Michael Bray’s “Openness as a Form of Closure: Public Sphere, Social Class and Alexander Kluge’s Counterproducts” appears in Telos 159 (Summer 2012). Read the full version online at the Telos Online website, or purchase a print copy of the issue here.

This essay analyzes the seductions and impasses of the “openness” of public sphere theory in class society. It does so by sidestepping the more obvious limits of formal-discursive models of publicity and critically engaging with the theory and practice of Alexander Kluge, whose foundational work with Oskar Negt, Public Sphere and Experience, continues to ground experiential and affective models.
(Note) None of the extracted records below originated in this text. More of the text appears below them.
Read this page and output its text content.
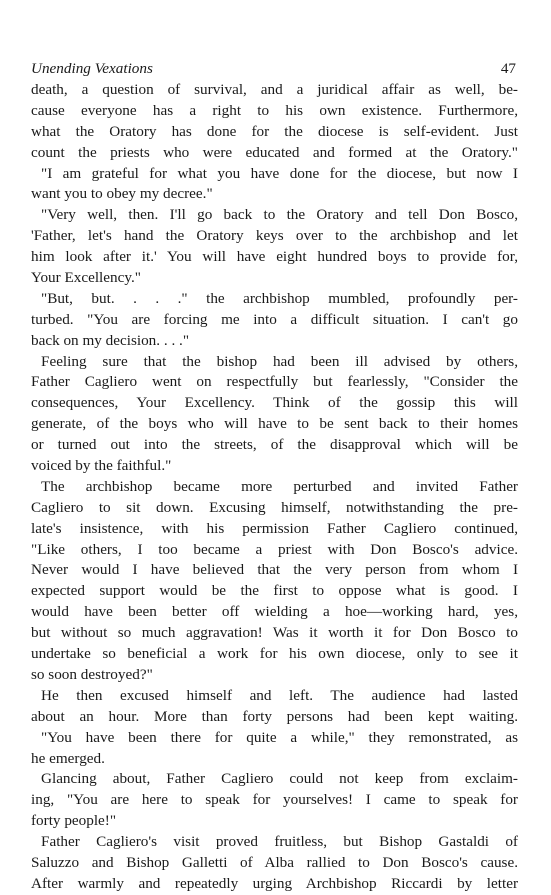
Unending Vexations	47
death, a question of survival, and a juridical affair as well, be-
cause everyone has a right to his own existence. Furthermore,
what the Oratory has done for the diocese is self-evident. Just
count the priests who were educated and formed at the Oratory."
"I am grateful for what you have done for the diocese, but now I
want you to obey my decree."
"Very well, then. I'll go back to the Oratory and tell Don Bosco,
'Father, let's hand the Oratory keys over to the archbishop and let
him look after it.' You will have eight hundred boys to provide for,
Your Excellency."
"But, but. . . ." the archbishop mumbled, profoundly per-
turbed. "You are forcing me into a difficult situation. I can't go
back on my decision. . . ."
Feeling sure that the bishop had been ill advised by others,
Father Cagliero went on respectfully but fearlessly, "Consider the
consequences, Your Excellency. Think of the gossip this will
generate, of the boys who will have to be sent back to their homes
or turned out into the streets, of the disapproval which will be
voiced by the faithful."
The archbishop became more perturbed and invited Father
Cagliero to sit down. Excusing himself, notwithstanding the pre-
late's insistence, with his permission Father Cagliero continued,
"Like others, I too became a priest with Don Bosco's advice.
Never would I have believed that the very person from whom I
expected support would be the first to oppose what is good. I
would have been better off wielding a hoe—working hard, yes,
but without so much aggravation! Was it worth it for Don Bosco to
undertake so beneficial a work for his own diocese, only to see it
so soon destroyed?"
He then excused himself and left. The audience had lasted
about an hour. More than forty persons had been kept waiting.
"You have been there for quite a while," they remonstrated, as
he emerged.
Glancing about, Father Cagliero could not keep from exclaim-
ing, "You are here to speak for yourselves! I came to speak for
forty people!"
Father Cagliero's visit proved fruitless, but Bishop Gastaldi of
Saluzzo and Bishop Galletti of Alba rallied to Don Bosco's cause.
After warmly and repeatedly urging Archbishop Riccardi by letter
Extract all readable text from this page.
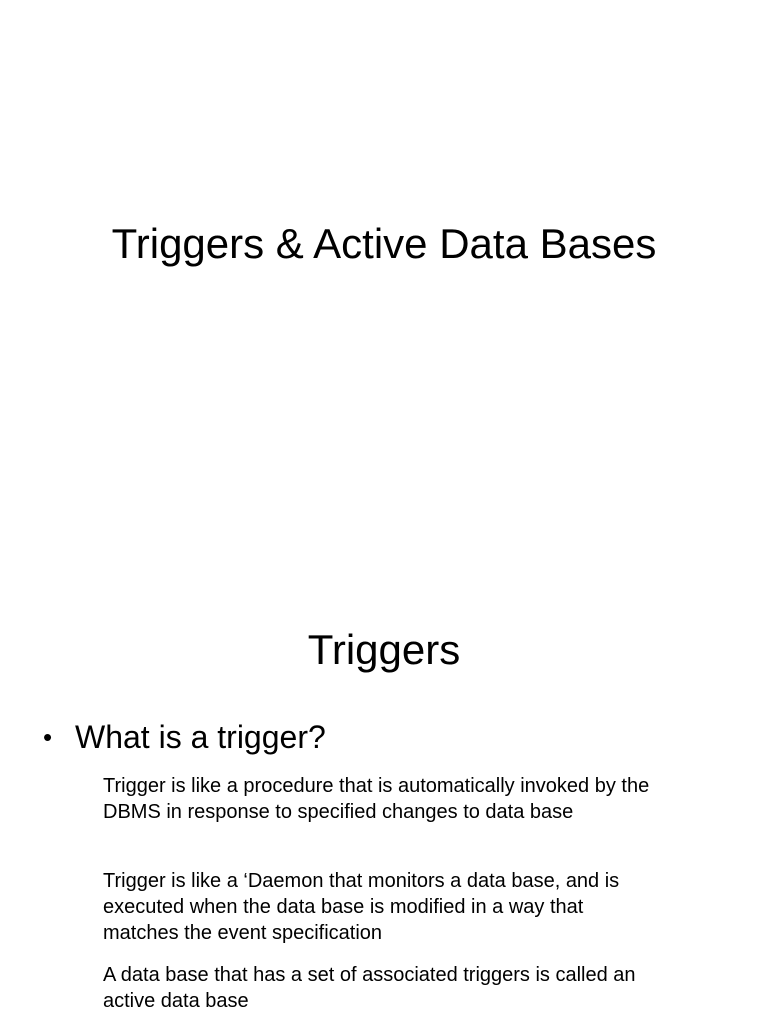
Triggers & Active Data Bases
Triggers
• What is a trigger?

Trigger is like a procedure that is automatically invoked by the DBMS in response to specified changes to data base

Trigger is like a ‘Daemon that monitors a data base, and is executed when the data base is modified in a way that matches the event specification

A data base that has a set of associated triggers is called an active data base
For Kluge, this experiential turn was necessitated by the classist exclusions rationalist forms of publicity enact and it also made clear the need for “counterproducts” (rather than theoretical accounts) to combat audiovisual pseudo-publicity and construct a “proletariat public sphere.” Drawing together Kluge and Negt’s compelling account of exclusion and the specific character of Kluge’s own film and television counterproducts, shows how the latter fail to answer to the concerns the former, and helps explain the peculiar substitution, in Kluge’s films, of “feminine labor” and protagonists for the proletariat. This substitution, I suggest, is paradigmatic for the continuing shift of the “new left” away from issues of class. In closing, I propose the potential of a “populist public sphere” to more adequately address both the exclusions diagnosed by Kluge and Negt and the issues of gender “ciphered” in Kluge’s films.